Por exemplo, a contribuição para o audiovisual (CAV) que financia a RTP - cujo valor vem nas faturas de eletricidade - não é atualizada "desde 2017", são "quase 100 milhões de euros que a RTP tem por direito, mas que não se cumpriu" o que a lei exige, aponta.

Por outro lado, "as obrigações de serviço público constantes do contrato de concessão (...) e decorrentes também da Constituição da República efetivamente exigem que a cultura e a língua sejam difundidas e o mais amplamente possível", recorda.

A RTP África, por exemplo, e a RTP Internacional, a RDP África, a RDP Internacional, "na verdade, estão desprovidas de investimento e precisam efetivamente que ele ocorra", mas há "falta de vontade política para que isso aconteça efetivamente" desde há vários governos, lamenta.

"E a diáspora portuguesa está disponível para investir neste país, está disponível para cooperar", mas tal não tem sido aproveitado, "não chega só no dia 10 de junho dar os parabéns e distribuir bandeirinhas", ilustra Deolinda Machado.

Considerando ser "muito importante que se assinale esse dia", o Dia de Camões, tal não chega: "Camões é muito mais que isso. E, portanto, é uma língua, é uma cultura que, de facto, como dizia o poeta, vem de longe e vai para longe, se todos quisermos, e estamos empenhados nisso".

Questionada sobre o novo contrato do Serviço Público de Media (SPM) da RTP, a presidente do CO diz que na perspetiva do órgão "ficou aquém".

"Há aspetos que poderiam ter sido melhorados, mas as questões principais, de facto, são estas, as do financiamento e da responsabilidade do Estado português que deverá ter na difusão da cultura e da língua", sintetiza.

Quanto à reorganização da RTP, que levou à mudança de chefias, a responsável salienta que era necessária e que o CO sabia que estava a ocorrer.

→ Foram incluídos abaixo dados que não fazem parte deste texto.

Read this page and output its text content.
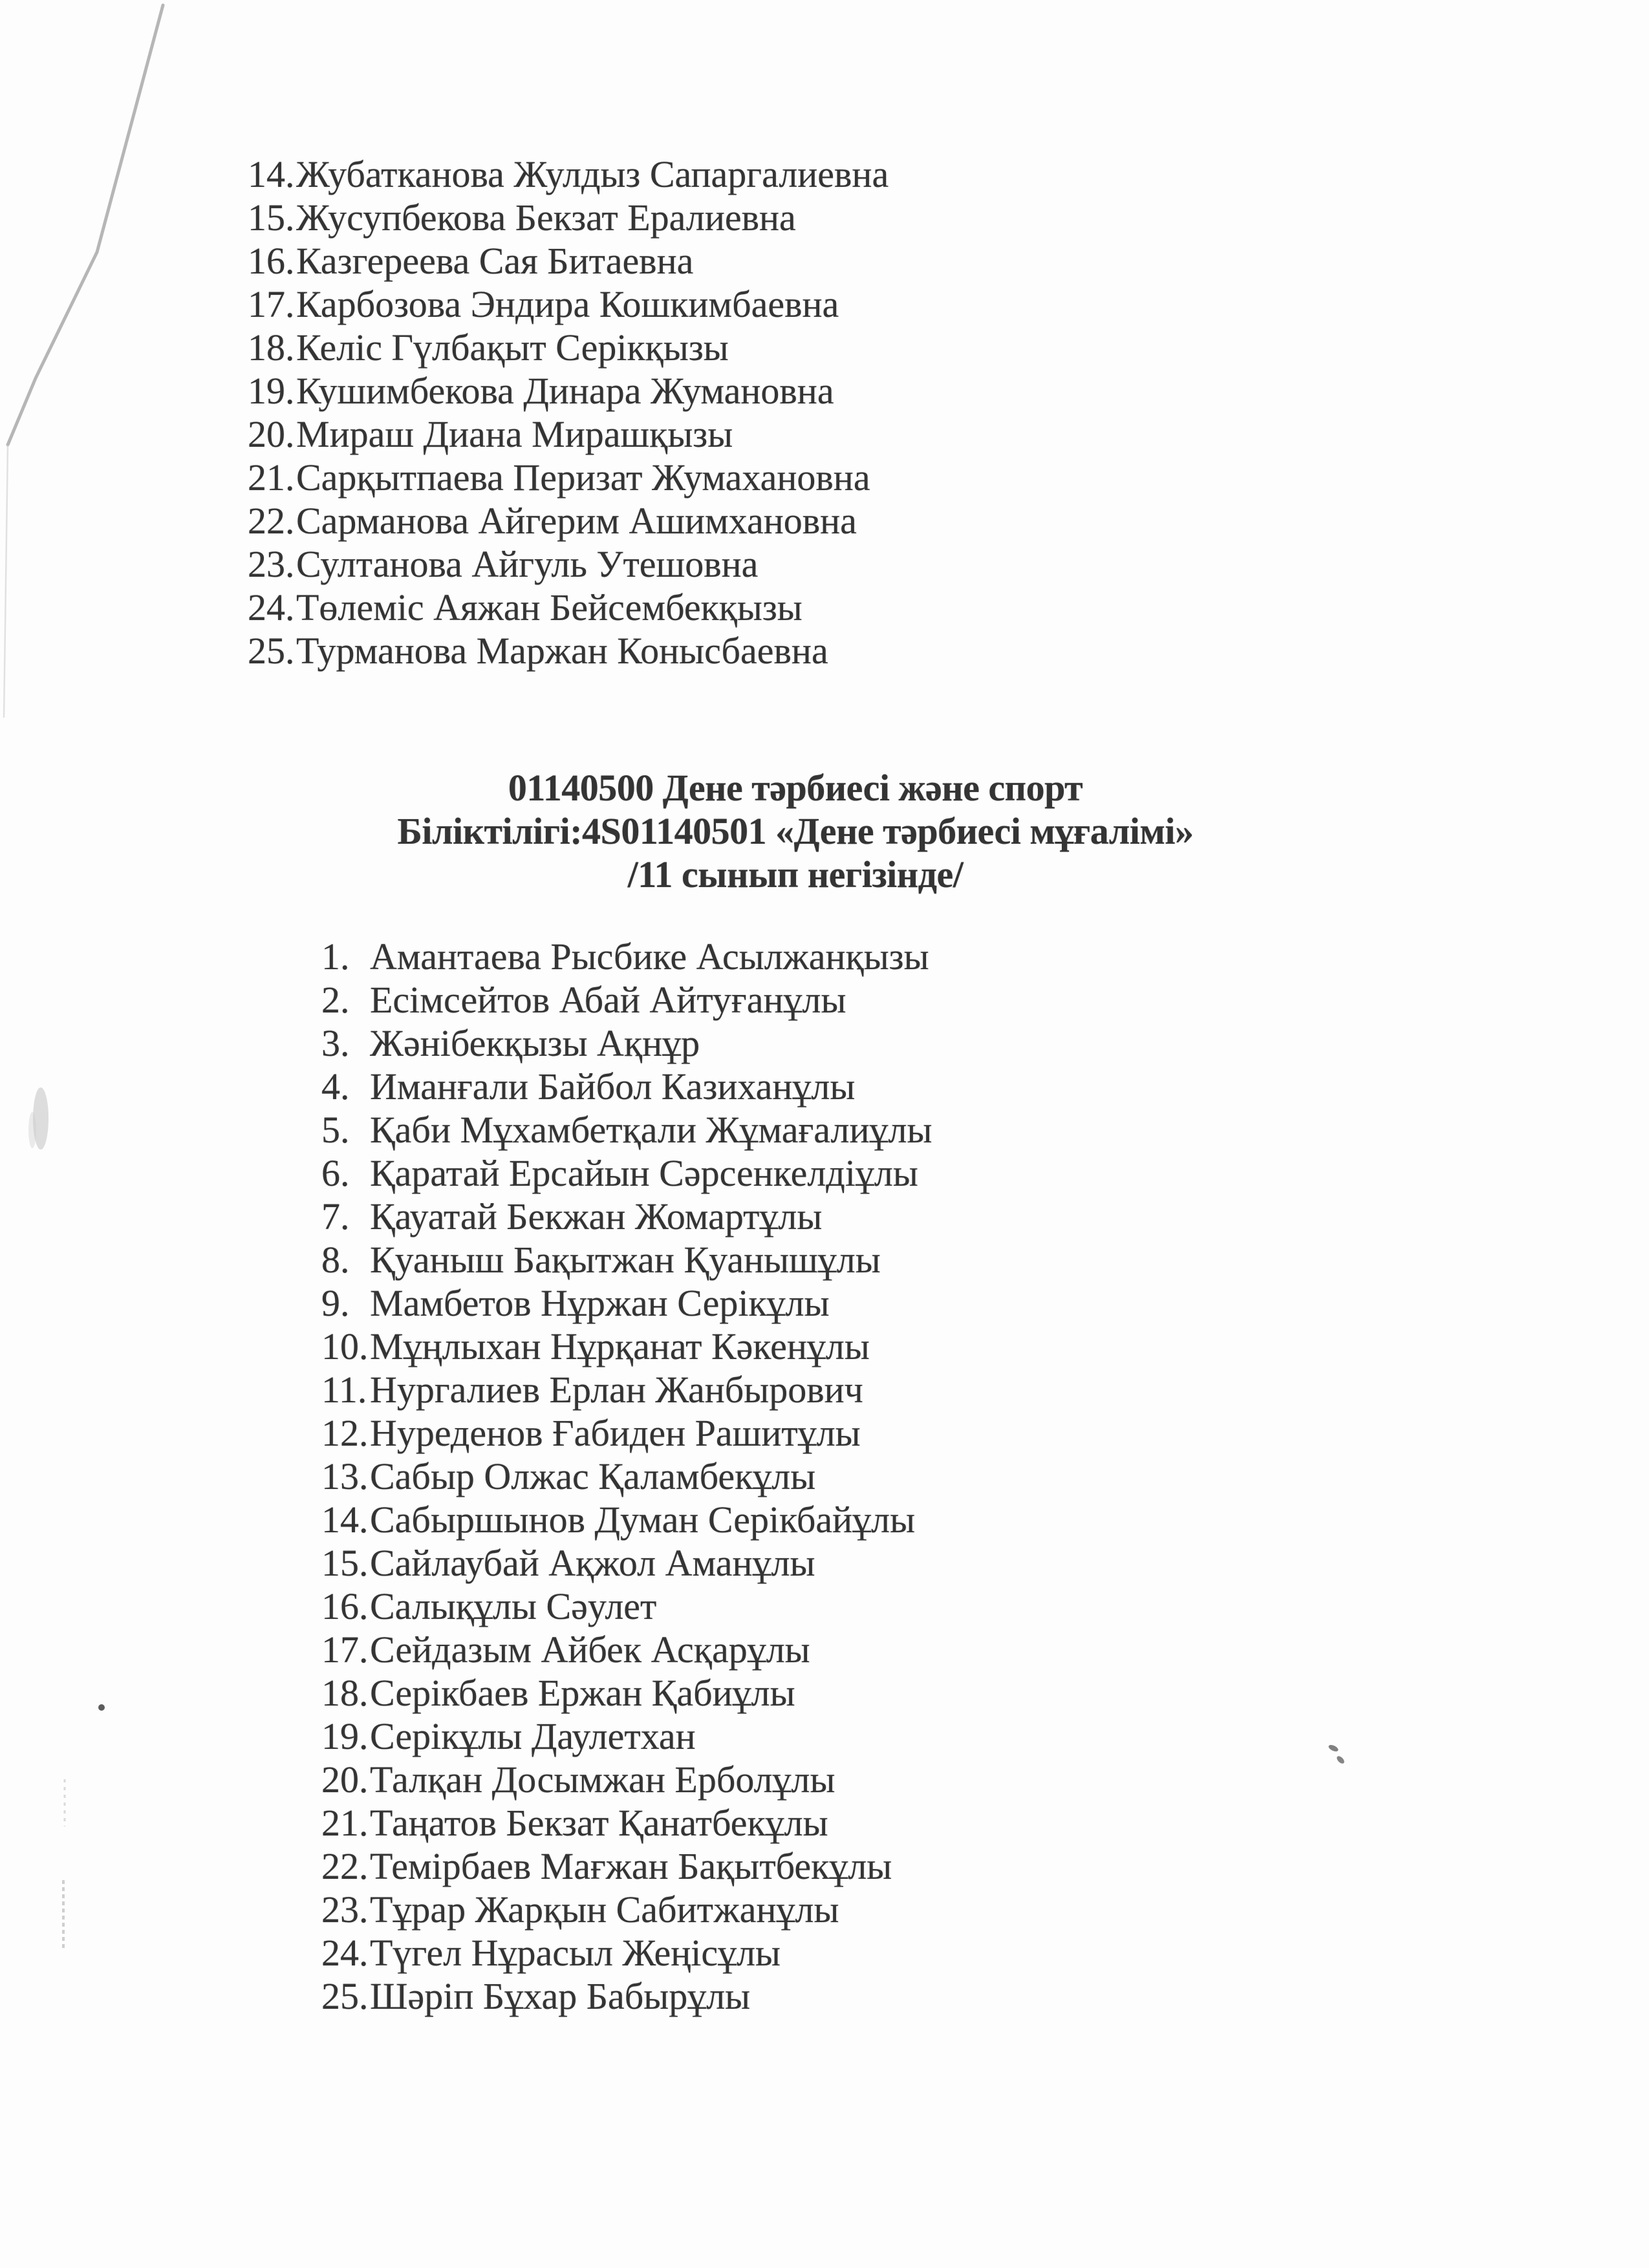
14.Жубатканова Жулдыз Сапаргалиевна
15.Жусупбекова Бекзат Ералиевна
16.Казгереева Сая Битаевна
17.Карбозова Эндира Кошкимбаевна
18.Келіс Гүлбақыт Серікқызы
19.Кушимбекова Динара Жумановна
20.Мираш Диана Мирашқызы
21.Сарқытпаева Перизат Жумахановна
22.Сарманова Айгерим Ашимхановна
23.Султанова Айгуль Утешовна
24.Төлеміс Аяжан Бейсембекқызы
25.Турманова Маржан Конысбаевна
01140500 Дене тәрбиесі және спорт
Біліктілігі:4S01140501 «Дене тәрбиесі мұғалімі»
/11 сынып негізінде/
1. Амантаева Рысбике Асылжанқызы
2. Есімсейтов Абай Айтуғанұлы
3. Жәнібекқызы Ақнұр
4. Иманғали Байбол Казиханұлы
5. Қаби Мұхамбетқали Жұмағалиұлы
6. Қаратай Ерсайын Сәрсенкелдіұлы
7. Қауатай Бекжан Жомартұлы
8. Қуаныш Бақытжан Қуанышұлы
9. Мамбетов Нұржан Серікұлы
10.Мұңлыхан Нұрқанат Кәкенұлы
11.Нургалиев Ерлан Жанбырович
12.Нуреденов Ғабиден Рашитұлы
13.Сабыр Олжас Қаламбекұлы
14.Сабыршынов Думан Серікбайұлы
15.Сайлаубай Ақжол Аманұлы
16.Салықұлы Сәулет
17.Сейдазым Айбек Асқарұлы
18.Серікбаев Ержан Қабиұлы
19.Серікұлы Даулетхан
20.Талқан Досымжан Ерболұлы
21.Таңатов Бекзат Қанатбекұлы
22.Темірбаев Мағжан Бақытбекұлы
23.Тұрар Жарқын Сабитжанұлы
24.Түгел Нұрасыл Жеңісұлы
25.Шәріп Бұхар Бабырұлы
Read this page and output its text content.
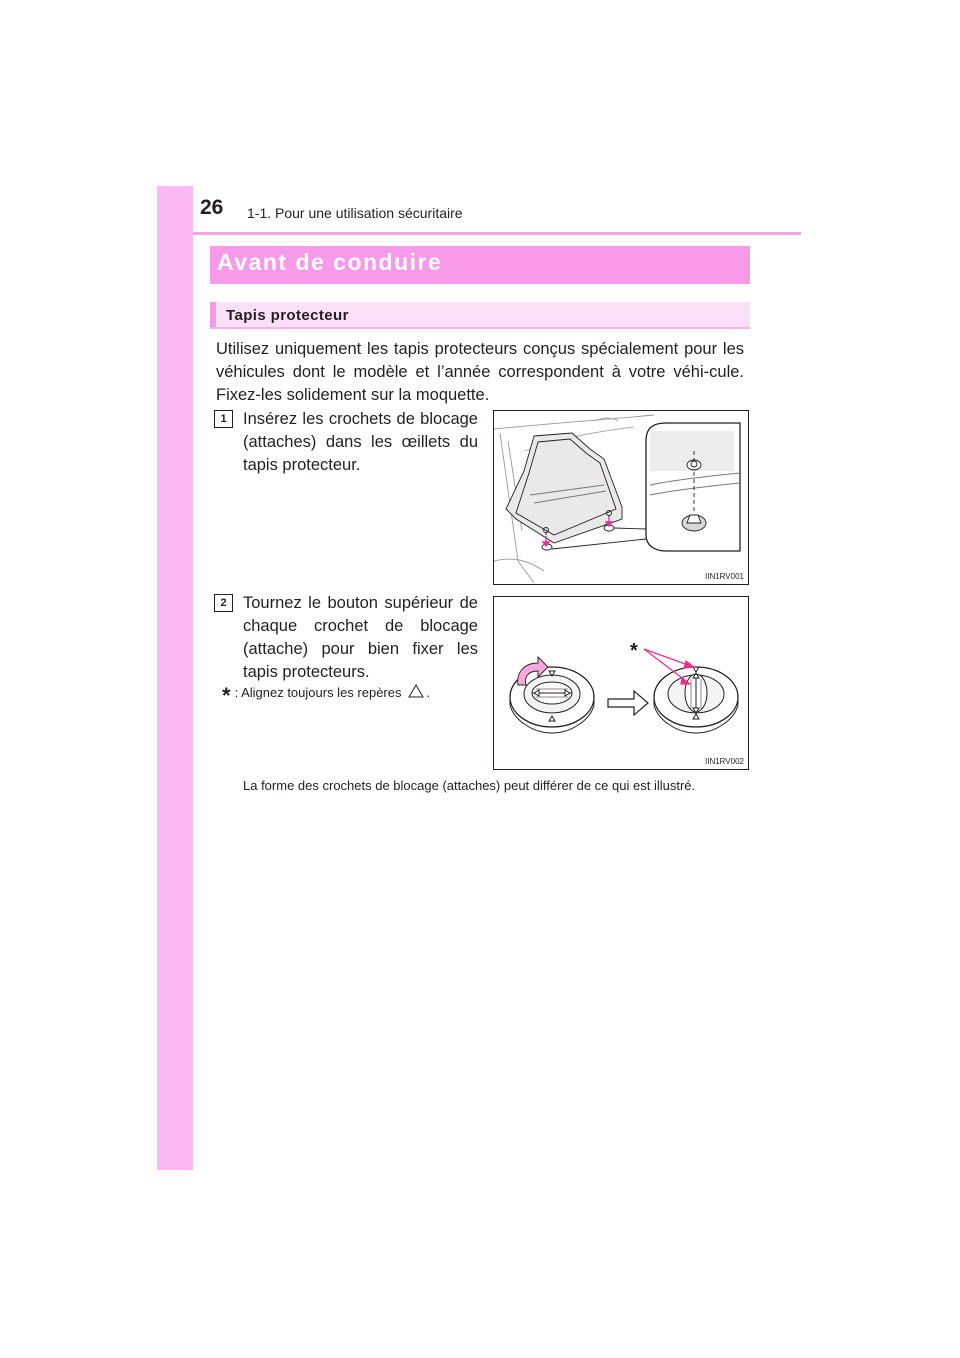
26 1-1. Pour une utilisation sécuritaire
Avant de conduire
Tapis protecteur
Utilisez uniquement les tapis protecteurs conçus spécialement pour les véhicules dont le modèle et l’année correspondent à votre véhi-cule. Fixez-les solidement sur la moquette.
1 Insérez les crochets de blocage (attaches) dans les œillets du tapis protecteur.
IIN1RV001
2 Tournez le bouton supérieur de chaque crochet de blocage (attache) pour bien fixer les tapis protecteurs.
* : Alignez toujours les repères .
*
IIN1RV002
La forme des crochets de blocage (attaches) peut différer de ce qui est illustré.
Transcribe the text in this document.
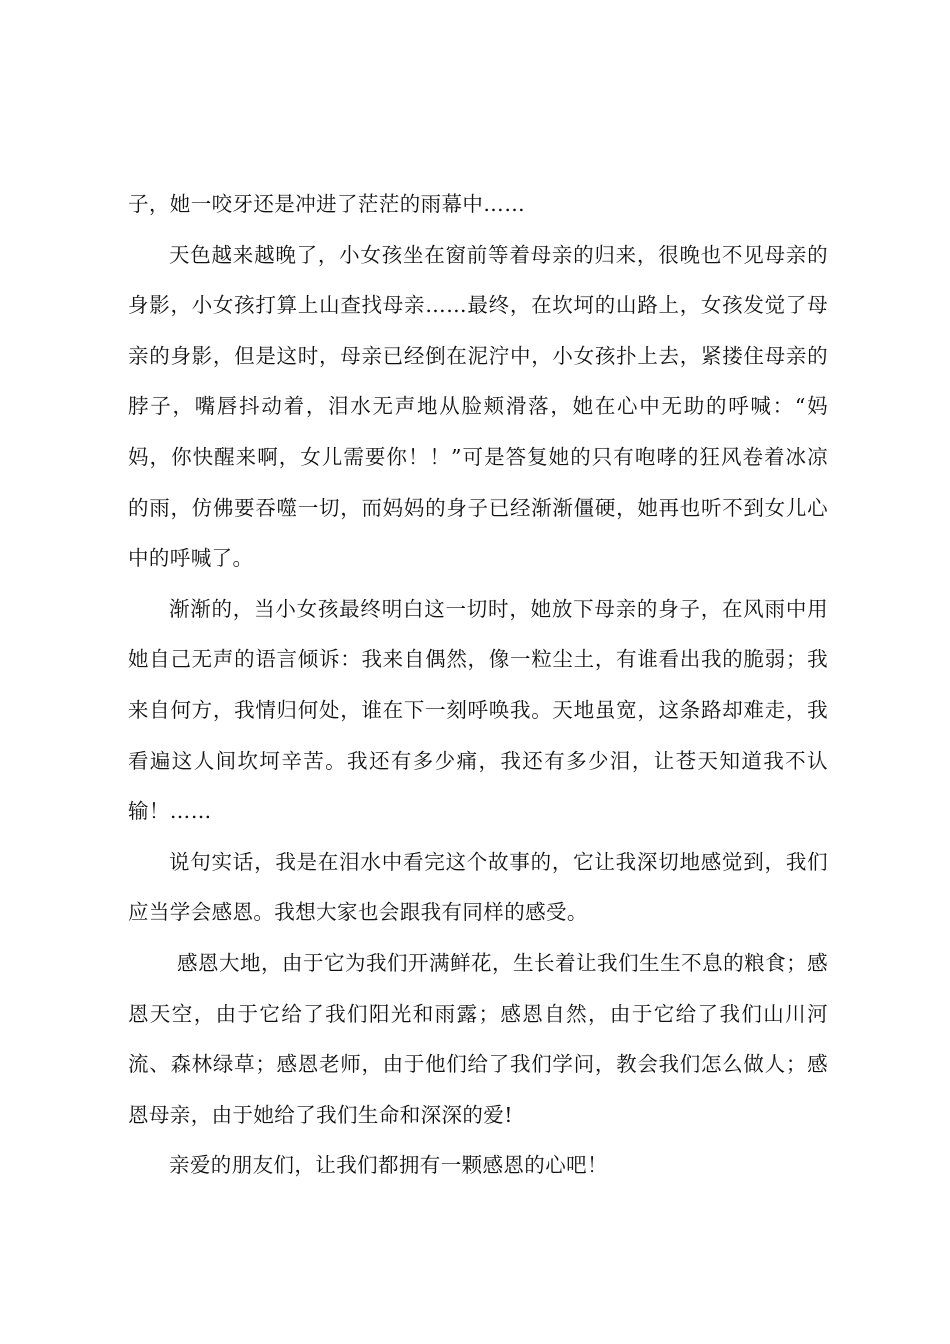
子，她一咬牙还是冲进了茫茫的雨幕中……

天色越来越晚了，小女孩坐在窗前等着母亲的归来，很晚也不见母亲的身影，小女孩打算上山查找母亲……最终，在坎坷的山路上，女孩发觉了母亲的身影，但是这时，母亲已经倒在泥泞中，小女孩扑上去，紧搂住母亲的脖子，嘴唇抖动着，泪水无声地从脸颊滑落，她在心中无助的呼喊：“妈妈，你快醒来啊，女儿需要你！！”可是答复她的只有咆哮的狂风卷着冰凉的雨，仿佛要吞噬一切，而妈妈的身子已经渐渐僵硬，她再也听不到女儿心中的呼喊了。

渐渐的，当小女孩最终明白这一切时，她放下母亲的身子，在风雨中用她自己无声的语言倾诉：我来自偶然，像一粒尘土，有谁看出我的脆弱；我来自何方，我情归何处，谁在下一刻呼唤我。天地虽宽，这条路却难走，我看遍这人间坎坷辛苦。我还有多少痛，我还有多少泪，让苍天知道我不认输！……

说句实话，我是在泪水中看完这个故事的，它让我深切地感觉到，我们应当学会感恩。我想大家也会跟我有同样的感受。

感恩大地，由于它为我们开满鲜花，生长着让我们生生不息的粮食；感恩天空，由于它给了我们阳光和雨露；感恩自然，由于它给了我们山川河流、森林绿草；感恩老师，由于他们给了我们学问，教会我们怎么做人；感恩母亲，由于她给了我们生命和深深的爱!

亲爱的朋友们，让我们都拥有一颗感恩的心吧！
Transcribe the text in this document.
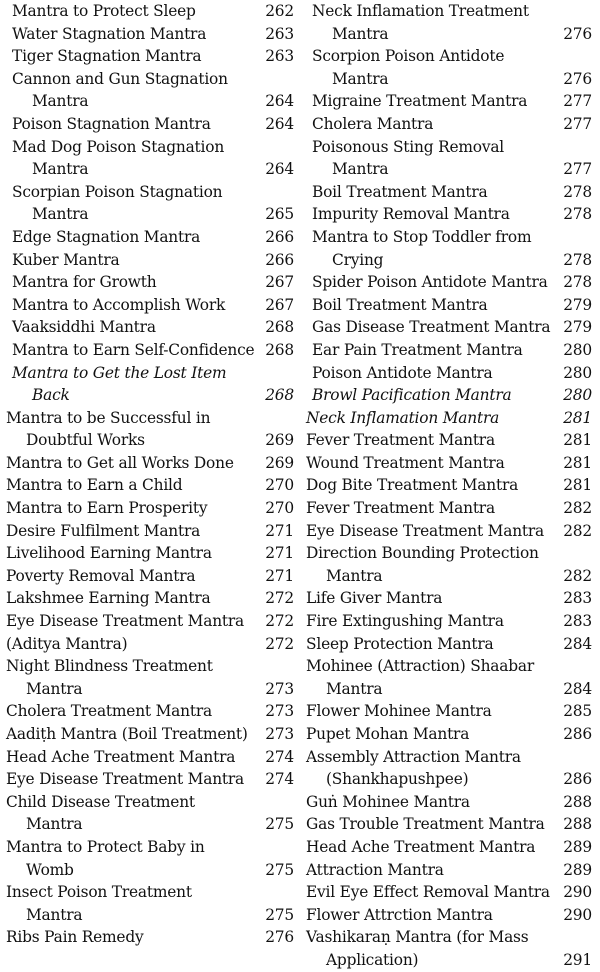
Mantra to Protect Sleep	262
Water Stagnation Mantra	263
Tiger Stagnation Mantra	263
Cannon and Gun Stagnation
Mantra	264
Poison Stagnation Mantra	264
Mad Dog Poison Stagnation
Mantra	264
Scorpian Poison Stagnation
Mantra	265
Edge Stagnation Mantra	266
Kuber Mantra	266
Mantra for Growth	267
Mantra to Accomplish Work	267
Vaaksiddhi Mantra	268
Mantra to Earn Self-Confidence 268
Mantra to Get the Lost Item
Back	268
Mantra to be Successful in
Doubtful Works	269
Mantra to Get all Works Done 269
Mantra to Earn a Child	270
Mantra to Earn Prosperity	270
Desire Fulfilment Mantra	271
Livelihood Earning Mantra	271
Poverty Removal Mantra	271
Lakshmee Earning Mantra	272
Eye Disease Treatment Mantra 272
(Aditya Mantra)	272
Night Blindness Treatment
Mantra	273
Cholera Treatment Mantra	273
Aadiṭh Mantra (Boil Treatment) 273
Head Ache Treatment Mantra 274
Eye Disease Treatment Mantra 274
Child Disease Treatment
Mantra	275
Mantra to Protect Baby in
Womb	275
Insect Poison Treatment
Mantra	275
Ribs Pain Remedy	276
Neck Inflamation Treatment
Mantra	276
Scorpion Poison Antidote
Mantra	276
Migraine Treatment Mantra 277
Cholera Mantra	277
Poisonous Sting Removal
Mantra	277
Boil Treatment Mantra	278
Impurity Removal Mantra	278
Mantra to Stop Toddler from
Crying	278
Spider Poison Antidote Mantra 278
Boil Treatment Mantra	279
Gas Disease Treatment Mantra 279
Ear Pain Treatment Mantra	280
Poison Antidote Mantra	280
Browl Pacification Mantra	280
Neck Inflamation Mantra	281
Fever Treatment Mantra	281
Wound Treatment Mantra	281
Dog Bite Treatment Mantra	281
Fever Treatment Mantra	282
Eye Disease Treatment Mantra 282
Direction Bounding Protection
Mantra	282
Life Giver Mantra	283
Fire Extingushing Mantra	283
Sleep Protection Mantra	284
Mohinee (Attraction) Shaabar
Mantra	284
Flower Mohinee Mantra	285
Pupet Mohan Mantra	286
Assembly Attraction Mantra
(Shankhapushpee)	286
Guṅ Mohinee Mantra	288
Gas Trouble Treatment Mantra 288
Head Ache Treatment Mantra 289
Attraction Mantra	289
Evil Eye Effect Removal Mantra 290
Flower Attrction Mantra	290
Vashikaraṇ Mantra (for Mass
Application)	291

"No entanto, é preciso que ela, de facto, tenha humanização, que ela envolva toda a gente, e houve quadros que não foram envolvidos, e isso é pena, porque isso fragiliza", considera, apontando que há pessoas "que estão na empresa há 30, 40 anos" ou mais e é "importante que elas próprias, tendo elas dado para a prossecução destes objetivos, nomeadamente da difusão da cultura e da língua" sejam mais envolvidas.

"Algumas foram um bocadinho, outras foram menos, outras não foram, atempadamente", diz, sublinhando que "a construção conjunta, geralmente, resulta mais".

Aquilo que "nos foi referido foi: o 'timing' em que ocorreu é que foi menos positivo. O 'timing' e o processo, a forma (...) podia ter sido diferente", sublinha.

De qualquer modo, "o que falta é, efetivamente, o investimento", reforça a responsável.

"E preciso exigir do Estado português aquilo que são as obrigações para que esta empresa prossiga, saudável, não uma RTPzinha, porque sem investimento e com mais obrigações, estamos mesmo a ver qual é o caminho" e "eu já vi [isso] duas vezes" e "não queria voltar a vê-lo".

Recorda que há "14,29 milhões de euros dívida do Estado à empresa, que não foram ressarcidos até agora", apontando que "vieram 2 milhões de euros no tempo do governo socialista".

Depois da entrada deste governo, no ano passado, "em outubro, numa reunião com o ministro Pedro Duarte, foi-nos dito que esta dívida (...) ia ser saldada até dezembro, ia ser de forma integral", mas "até hoje, nada".

Esta é também uma questão que será abordada com o ministro da tutela.

Quanto à publicidade, o CO mantém a continuação dos 6 minutos, porque se pretende um serviço público "com público".

A publicidade "também traz" público, refere.

"Queremos um serviço público com audiência, evidentemente, para chegar a todos, a todas as camadas. Nas plataformas, nós sabemos que a retirada da publicidade", 77% "vai para as grandes plataformas internacionais. É isso que queremos? Penso que não", remata.

Salienta ainda que com as novas plataformas, a RTP tem dedicado imenso aos jovens e os jovens procuram os seus conteúdos.

"As audiências são de extrema importância e daí também a publicidade, que é outro aspeto que nós também referimos, é importante porque na medida em que nos procuram e nós também podemos responder (...) cada vez melhor a cada público", mediante a sua especificidade, são aspetos que devem ser aprofundados.

"Infelizmente no nosso país (...) colocam-se novas medidas, sem avaliar as anteriores e, sem haver uma avaliação séria e honesta, não é possível avançar e cavalgar na onda seguinte. Pode estar na moda, mas é capaz de não ser boa ideia", conclui Deolinda Machado.

Relativamente ao arquivo, destacou que "é dos melhores arquivos a nível europeu".